Equipped with my Serious Reading Matter, and just as I’m about to settle down into deep contemplation of exactly what it is about seeing people out-of-place that so fascinates me and prompts me to draw, I am required to jump into action mode because of an SOS from the 12 year old at camp.
The food, apparently, is disgusting, and a food parcel would be hugely appreciated and then I will be the best mother ever. Of course, there is probably nothing wrong with the fare on offer, but I realize it’s probably more about the significance of a parcel from home than its contents. Which is a good thing too, because I am in Paris at present, and the challenges of sending highly nutritious food aid in a parcel through customs is, I know from past experience, going to defeat me.
It means I have to settle for buying all the brightly coloured packaged sugar-hydrogenated-artificial-colourants-and flavourings-laden crap which would never normally darken the doorstep.
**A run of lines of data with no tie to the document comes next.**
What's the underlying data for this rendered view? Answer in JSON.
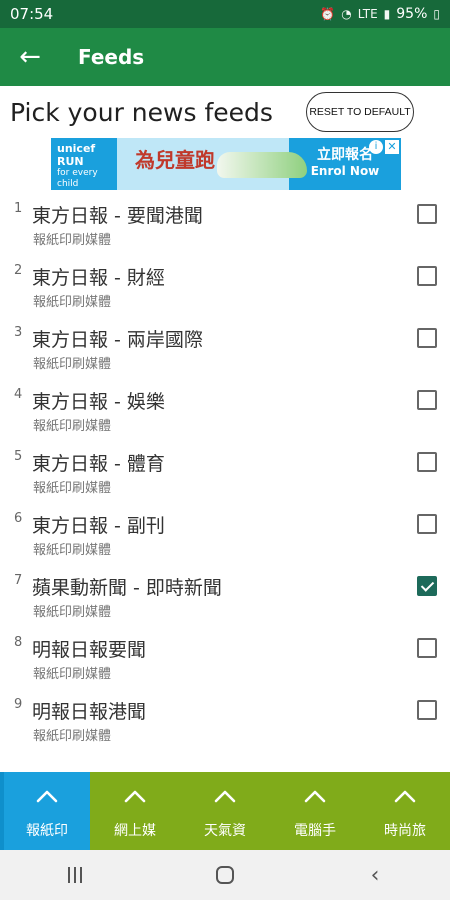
{
  "status_bar": {
    "time": "07:54",
    "battery": "95%",
    "network": "LTE"
  },
  "app_bar": {
    "title": "Feeds"
  },
  "heading": {
    "title": "Pick your news feeds",
    "reset_label": "RESET TO DEFAULT"
  },
  "ad": {
    "brand": "unicef",
    "run_text": "RUN",
    "tagline": "for every child",
    "calligraphy": "為兒童跑",
    "cta_line1": "立即報名",
    "cta_line2": "Enrol Now"
  },
  "feeds": [
    {
      "num": "1",
      "title": "東方日報 - 要聞港聞",
      "sub": "報紙印刷媒體",
      "checked": false
    },
    {
      "num": "2",
      "title": "東方日報 - 財經",
      "sub": "報紙印刷媒體",
      "checked": false
    },
    {
      "num": "3",
      "title": "東方日報 - 兩岸國際",
      "sub": "報紙印刷媒體",
      "checked": false
    },
    {
      "num": "4",
      "title": "東方日報 - 娛樂",
      "sub": "報紙印刷媒體",
      "checked": false
    },
    {
      "num": "5",
      "title": "東方日報 - 體育",
      "sub": "報紙印刷媒體",
      "checked": false
    },
    {
      "num": "6",
      "title": "東方日報 - 副刊",
      "sub": "報紙印刷媒體",
      "checked": false
    },
    {
      "num": "7",
      "title": "蘋果動新聞 - 即時新聞",
      "sub": "報紙印刷媒體",
      "checked": true
    },
    {
      "num": "8",
      "title": "明報日報要聞",
      "sub": "報紙印刷媒體",
      "checked": false
    },
    {
      "num": "9",
      "title": "明報日報港聞",
      "sub": "報紙印刷媒體",
      "checked": false
    }
  ],
  "tabs": [
    {
      "label": "報紙印",
      "active": true
    },
    {
      "label": "網上媒",
      "active": false
    },
    {
      "label": "天氣資",
      "active": false
    },
    {
      "label": "電腦手",
      "active": false
    },
    {
      "label": "時尚旅",
      "active": false
    }
  ],
  "colors": {
    "status": "#17693a",
    "appbar": "#1f8a45",
    "tabs": "#80ab1a",
    "tab_active": "#1aa0dd",
    "check": "#1d6a5a"
  }
}
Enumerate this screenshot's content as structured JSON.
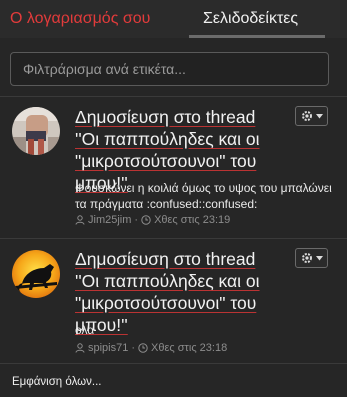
{
  "tabs": {
    "account": "Ο λογαριασμός σου",
    "bookmarks": "Σελιδοδείκτες"
  },
  "search": {
    "placeholder": "Φιλτράρισμα ανά ετικέτα..."
  },
  "bookmarks": [
    {
      "title": "Δημοσίευση στο thread ''Οι παππούληδες και οι \"μικροτσούτσουνοι\" του μπου!''",
      "snippet": "Φουσκώνει η κοιλιά όμως το υψος του μπαλώνει τα πράγματα :confused::confused:",
      "user": "Jim25jim",
      "time": "Χθες στις 23:19",
      "avatar_icon": "user-photo-avatar"
    },
    {
      "title": "Δημοσίευση στο thread ''Οι παππούληδες και οι \"μικροτσούτσουνοι\" του μπου!''",
      "snippet": "ολα",
      "user": "spipis71",
      "time": "Χθες στις 23:18",
      "avatar_icon": "panther-avatar"
    }
  ],
  "footer": {
    "show_all": "Εμφάνιση όλων..."
  },
  "colors": {
    "accent_red": "#e23b3b",
    "background": "#262626"
  }
}
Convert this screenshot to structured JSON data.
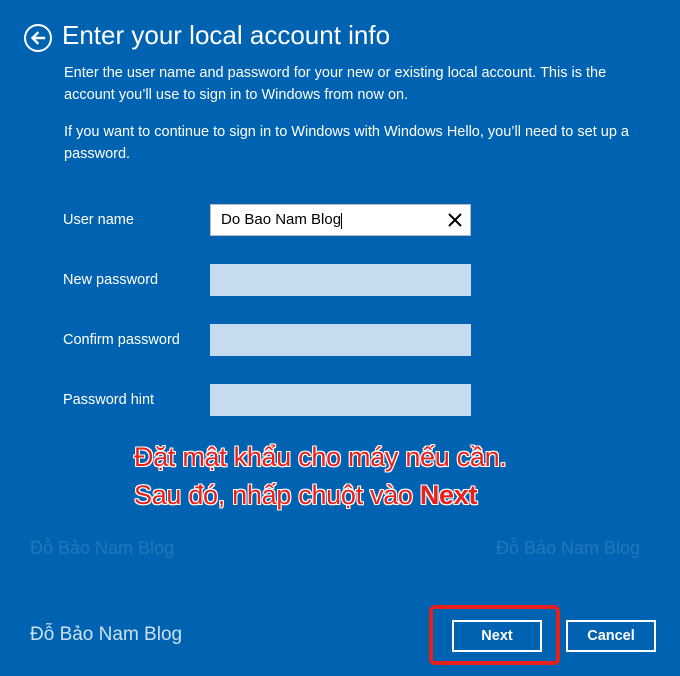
{
  "header": {
    "back_icon": "arrow-left-icon",
    "title": "Enter your local account info"
  },
  "description": {
    "paragraph1": "Enter the user name and password for your new or existing local account. This is the account you’ll use to sign in to Windows from now on.",
    "paragraph2": "If you want to continue to sign in to Windows with Windows Hello, you’ll need to set up a password."
  },
  "form": {
    "username_label": "User name",
    "username_value": "Do Bao Nam Blog",
    "new_password_label": "New password",
    "confirm_password_label": "Confirm password",
    "password_hint_label": "Password hint",
    "clear_icon": "close-icon"
  },
  "annotation": {
    "line1": "Đặt mật khẩu cho máy nếu cần.",
    "line2_prefix": "Sau đó, nhấp chuột vào ",
    "line2_bold": "Next"
  },
  "watermark": {
    "faint_left": "Đỗ Bảo Nam Blog",
    "faint_right": "Đỗ Bảo Nam Blog",
    "main": "Đỗ Bảo Nam Blog"
  },
  "buttons": {
    "next_label": "Next",
    "cancel_label": "Cancel"
  },
  "colors": {
    "background": "#0063b1",
    "annotation_red": "#e8201d",
    "field_inactive": "#c6dcee"
  }
}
No wonder this annual package is so highly sought after. If I’m lucky, it will arrive sufficiently soon at the camp so that I am not dealing with the hyper consequences of the delivery. All this rubbish will undoubtedly be consumed late at night in a situation where everyone is sleep deprived from night one.
I struggle every year with the challenges. Nuts aren’t allowed because of potential allergy issues, and cheeses and yogurts wouldn’t pass customs. Salamis and cured meats won’t do because it’s a haven of vegetarianism. Eggs don’t really travel at all, so what can I do? Packets of nasty crackers, biscuits, sweets and chocolate. All the hard work and nutritional indoctrination of the previous 12 months cast aside.
I try and look on the bright side though. The packaging being in French, maybe it’ll improve her language skills.